Priscilla Joyner, born into the slave society of the Old South, was still a child when the Civil War ended. She became a footnote in history when, in the 1930s, she told her story to reporters from the Federal Writers Project gathering interviews for a local history series. Now, historian Carole Emberton has examined the full transcript of Joyner’s interview and tries to imagine her life as a Black woman in To Walk About in Freedom.

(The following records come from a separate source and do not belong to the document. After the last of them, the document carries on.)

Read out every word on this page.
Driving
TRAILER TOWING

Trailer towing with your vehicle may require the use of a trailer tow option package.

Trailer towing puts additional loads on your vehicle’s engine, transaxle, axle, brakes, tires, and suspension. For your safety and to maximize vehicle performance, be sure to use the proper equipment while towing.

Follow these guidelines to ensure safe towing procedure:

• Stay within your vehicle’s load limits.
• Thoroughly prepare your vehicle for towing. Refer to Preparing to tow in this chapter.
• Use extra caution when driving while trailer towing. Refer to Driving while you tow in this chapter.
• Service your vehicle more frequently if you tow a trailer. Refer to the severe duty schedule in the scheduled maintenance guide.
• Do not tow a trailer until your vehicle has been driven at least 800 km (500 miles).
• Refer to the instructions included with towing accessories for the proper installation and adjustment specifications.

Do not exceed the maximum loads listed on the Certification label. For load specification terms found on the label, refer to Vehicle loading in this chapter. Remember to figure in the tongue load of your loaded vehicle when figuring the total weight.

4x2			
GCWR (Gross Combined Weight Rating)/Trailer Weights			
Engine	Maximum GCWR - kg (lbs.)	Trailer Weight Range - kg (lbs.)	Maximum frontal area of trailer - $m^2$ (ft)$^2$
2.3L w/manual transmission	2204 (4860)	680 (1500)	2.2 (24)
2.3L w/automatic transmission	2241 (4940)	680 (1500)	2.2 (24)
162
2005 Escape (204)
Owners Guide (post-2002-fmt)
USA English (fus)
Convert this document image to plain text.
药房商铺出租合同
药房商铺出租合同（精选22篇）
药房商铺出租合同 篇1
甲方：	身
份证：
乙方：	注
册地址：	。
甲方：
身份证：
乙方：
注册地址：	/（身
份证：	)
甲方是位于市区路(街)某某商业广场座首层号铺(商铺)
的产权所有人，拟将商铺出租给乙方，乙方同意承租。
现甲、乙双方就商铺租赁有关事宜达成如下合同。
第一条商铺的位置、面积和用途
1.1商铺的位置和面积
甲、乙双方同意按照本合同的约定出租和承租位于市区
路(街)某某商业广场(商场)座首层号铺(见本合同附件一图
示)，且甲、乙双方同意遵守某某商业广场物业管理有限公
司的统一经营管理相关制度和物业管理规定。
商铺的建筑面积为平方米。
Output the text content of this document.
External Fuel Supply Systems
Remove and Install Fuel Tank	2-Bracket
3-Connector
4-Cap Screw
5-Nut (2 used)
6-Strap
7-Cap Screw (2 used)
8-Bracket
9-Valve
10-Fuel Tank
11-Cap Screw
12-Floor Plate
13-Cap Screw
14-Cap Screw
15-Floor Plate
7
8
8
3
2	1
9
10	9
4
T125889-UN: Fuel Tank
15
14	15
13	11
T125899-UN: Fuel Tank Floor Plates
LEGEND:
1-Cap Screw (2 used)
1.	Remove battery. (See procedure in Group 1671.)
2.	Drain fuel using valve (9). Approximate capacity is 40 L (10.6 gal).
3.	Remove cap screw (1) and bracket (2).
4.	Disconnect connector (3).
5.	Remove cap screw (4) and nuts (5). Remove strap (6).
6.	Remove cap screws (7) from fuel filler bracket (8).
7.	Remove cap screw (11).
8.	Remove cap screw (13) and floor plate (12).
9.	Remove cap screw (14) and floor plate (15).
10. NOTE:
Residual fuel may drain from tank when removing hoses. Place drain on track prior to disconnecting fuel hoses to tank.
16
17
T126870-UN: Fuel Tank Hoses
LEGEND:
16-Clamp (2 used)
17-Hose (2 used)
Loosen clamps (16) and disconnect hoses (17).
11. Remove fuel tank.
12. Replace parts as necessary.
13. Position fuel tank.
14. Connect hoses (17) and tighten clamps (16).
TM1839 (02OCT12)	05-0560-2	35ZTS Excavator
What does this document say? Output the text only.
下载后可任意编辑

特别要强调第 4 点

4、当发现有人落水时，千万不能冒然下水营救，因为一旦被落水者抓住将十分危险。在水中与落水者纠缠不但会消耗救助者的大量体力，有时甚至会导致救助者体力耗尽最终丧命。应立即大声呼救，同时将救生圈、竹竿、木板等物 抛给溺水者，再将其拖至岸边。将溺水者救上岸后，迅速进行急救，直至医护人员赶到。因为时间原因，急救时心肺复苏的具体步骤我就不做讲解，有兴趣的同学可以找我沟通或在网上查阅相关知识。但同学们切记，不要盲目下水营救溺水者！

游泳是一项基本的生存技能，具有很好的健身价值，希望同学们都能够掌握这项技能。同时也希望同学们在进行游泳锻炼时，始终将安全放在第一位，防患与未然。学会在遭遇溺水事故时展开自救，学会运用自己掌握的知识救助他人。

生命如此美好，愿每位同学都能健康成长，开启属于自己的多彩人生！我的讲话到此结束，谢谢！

Joyner’s story was unusual but not unheard of. She was the child of an unknown Black man and a white, slave-owning mother. Legally as the child of a white mother she was “free,” but was made to feel inferior nonetheless because of her color. With Emancipation came the promise of freedom followed by its denial. “White southerners were determined to make sure that although slavery might be dead in name it would live on in the workings of their daily lives,” Emberton writes. Joyner married a laborer who was half-brother to the white man whose farm he worked. The color barriers hardened under Jim Crow and the ever-present threat of white violence.
Joyner and her husband worked hard, managed the money they earned and bought a house. She was among the more fortunate members of a generation newly “free” in a society determined to hold them down. To Walk About in Freedom can find little about her beyond what she told the Writers Project interviewers but imagining her life in context casts a ray of light into the history of African Americans after Emancipation.